DNN Filter Bank Cepstral Coefficients for Spoofing Detection

Authors: Hong Yu, Zheng-Hua Tan, Zhanyu Ma, Jun Guo

Published: 2017-02-13 14:44:17+00:00

AI Summary

This paper introduces Deep Neural Network Filter Bank Cepstral Coefficients (DNN-FBCC) for distinguishing between natural and spoofed speech, aiming to improve automatic speaker verification system reliability. The DNN filter bank is automatically generated by training a Filter Bank Neural Network (FBNN) using natural and synthetic speech, with restrictions to create band-limited, frequency-sorted filters. Experimental results on the ASVspoof 2015 database demonstrate that a Gaussian Mixture Model maximum-likelihood (GMM-ML) classifier using DNN-FBCC outperforms state-of-the-art LFCC, particularly in detecting unknown attacks.

Abstract

With the development of speech synthesis techniques, automatic speaker verification systems face the serious challenge of spoofing attack. In order to improve the reliability of speaker verification systems, we develop a new filter bank based cepstral feature, deep neural network filter bank cepstral coefficients (DNN-FBCC), to distinguish between natural and spoofed speech. The deep neural network filter bank is automatically generated by training a filter bank neural network (FBNN) using natural and synthetic speech. By adding restrictions on the training rules, the learned weight matrix of FBNN is band-limited and sorted by frequency, similar to the normal filter bank.
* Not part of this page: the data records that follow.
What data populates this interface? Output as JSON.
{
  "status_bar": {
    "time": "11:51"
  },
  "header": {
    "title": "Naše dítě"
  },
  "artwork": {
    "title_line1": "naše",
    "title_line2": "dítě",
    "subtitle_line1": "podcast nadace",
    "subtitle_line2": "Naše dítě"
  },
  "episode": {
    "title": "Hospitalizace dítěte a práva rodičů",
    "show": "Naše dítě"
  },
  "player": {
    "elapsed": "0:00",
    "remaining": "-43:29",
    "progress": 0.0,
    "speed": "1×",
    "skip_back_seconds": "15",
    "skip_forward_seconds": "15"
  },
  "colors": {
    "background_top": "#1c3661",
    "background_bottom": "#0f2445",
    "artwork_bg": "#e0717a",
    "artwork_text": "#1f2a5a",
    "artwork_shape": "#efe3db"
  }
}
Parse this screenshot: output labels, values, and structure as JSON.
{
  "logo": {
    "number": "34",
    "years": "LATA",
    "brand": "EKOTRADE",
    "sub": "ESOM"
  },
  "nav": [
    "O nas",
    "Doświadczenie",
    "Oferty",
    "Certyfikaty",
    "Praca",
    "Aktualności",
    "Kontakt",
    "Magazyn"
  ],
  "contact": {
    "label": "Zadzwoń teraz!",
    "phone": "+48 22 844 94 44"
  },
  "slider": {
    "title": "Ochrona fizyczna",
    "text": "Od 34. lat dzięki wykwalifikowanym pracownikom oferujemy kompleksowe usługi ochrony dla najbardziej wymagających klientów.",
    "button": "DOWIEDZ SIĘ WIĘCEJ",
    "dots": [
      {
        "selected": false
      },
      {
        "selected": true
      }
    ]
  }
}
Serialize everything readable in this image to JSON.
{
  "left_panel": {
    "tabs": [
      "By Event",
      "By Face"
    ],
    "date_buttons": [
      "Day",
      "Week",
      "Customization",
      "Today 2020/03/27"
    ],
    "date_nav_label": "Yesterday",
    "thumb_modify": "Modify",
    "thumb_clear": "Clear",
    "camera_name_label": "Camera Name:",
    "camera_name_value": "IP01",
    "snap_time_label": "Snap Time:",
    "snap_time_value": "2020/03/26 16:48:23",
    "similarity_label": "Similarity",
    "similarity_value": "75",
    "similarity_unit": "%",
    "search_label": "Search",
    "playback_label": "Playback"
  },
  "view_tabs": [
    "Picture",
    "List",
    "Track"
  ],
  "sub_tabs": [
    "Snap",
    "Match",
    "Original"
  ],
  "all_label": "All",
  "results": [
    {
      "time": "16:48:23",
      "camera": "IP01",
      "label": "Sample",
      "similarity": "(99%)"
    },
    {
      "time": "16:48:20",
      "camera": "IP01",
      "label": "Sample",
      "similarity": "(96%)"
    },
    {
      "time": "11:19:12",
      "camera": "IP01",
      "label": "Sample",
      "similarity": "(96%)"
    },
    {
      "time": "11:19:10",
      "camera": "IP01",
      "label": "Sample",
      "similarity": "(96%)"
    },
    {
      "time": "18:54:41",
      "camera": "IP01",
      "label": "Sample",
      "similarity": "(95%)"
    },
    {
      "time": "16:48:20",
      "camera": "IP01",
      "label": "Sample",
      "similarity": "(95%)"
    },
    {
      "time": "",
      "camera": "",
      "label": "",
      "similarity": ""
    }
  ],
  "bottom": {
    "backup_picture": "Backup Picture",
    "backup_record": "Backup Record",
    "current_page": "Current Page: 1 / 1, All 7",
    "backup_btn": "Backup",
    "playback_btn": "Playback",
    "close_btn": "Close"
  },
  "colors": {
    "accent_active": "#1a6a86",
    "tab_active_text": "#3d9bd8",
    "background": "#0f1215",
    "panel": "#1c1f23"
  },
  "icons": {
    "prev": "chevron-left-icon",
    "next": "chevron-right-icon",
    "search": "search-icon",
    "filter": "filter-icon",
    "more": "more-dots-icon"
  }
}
Unlike the manually designed filter bank, the learned filter bank has different filter shapes in different channels, which can capture the differences between natural and synthetic speech more effectively. The experimental results on the ASVspoof {2015} database show that the Gaussian mixture model maximum-likelihood (GMM-ML) classifier trained by the new feature performs better than the state-of-the-art linear frequency cepstral coefficients (LFCC) based classifier, especially on detecting unknown attacks.


Key findings
The proposed DNN-FBCC features, particularly DNN-IGFCC(∆∆2), achieved superior spoofing detection performance compared to manually designed Cep features (LFCC, RFCC, GFCC, IGFCC) and other data-driven features. The learned filter banks, enhanced with suitable band-limiting and shape restrictions, proved more effective in capturing discriminative characteristics between natural and synthetic speech. This approach significantly improved accuracy, especially in detecting unknown spoofing attacks on the ASVspoof 2015 database.
Approach
The authors propose Deep Neural Network Filter Bank Cepstral Coefficients (DNN-FBCC) by training a Filter Bank Neural Network (FBNN) on natural and synthetic speech. Restrictions are applied to the FBNN's weight matrix during training to ensure the learned filters are non-negative, band-limited, and frequency-ordered. These learned filter banks are then used for cepstral analysis to extract DNN-FBCC features, which are subsequently fed into a Gaussian Mixture Model maximum-likelihood (GMM-ML) classifier for spoofing detection.
Datasets
ASVspoof 2015 database
Model(s)
Filter Bank Neural Network (FBNN), Gaussian Mixture Model Maximum-Likelihood (GMM-ML) classifier
Author countries
China, Denmark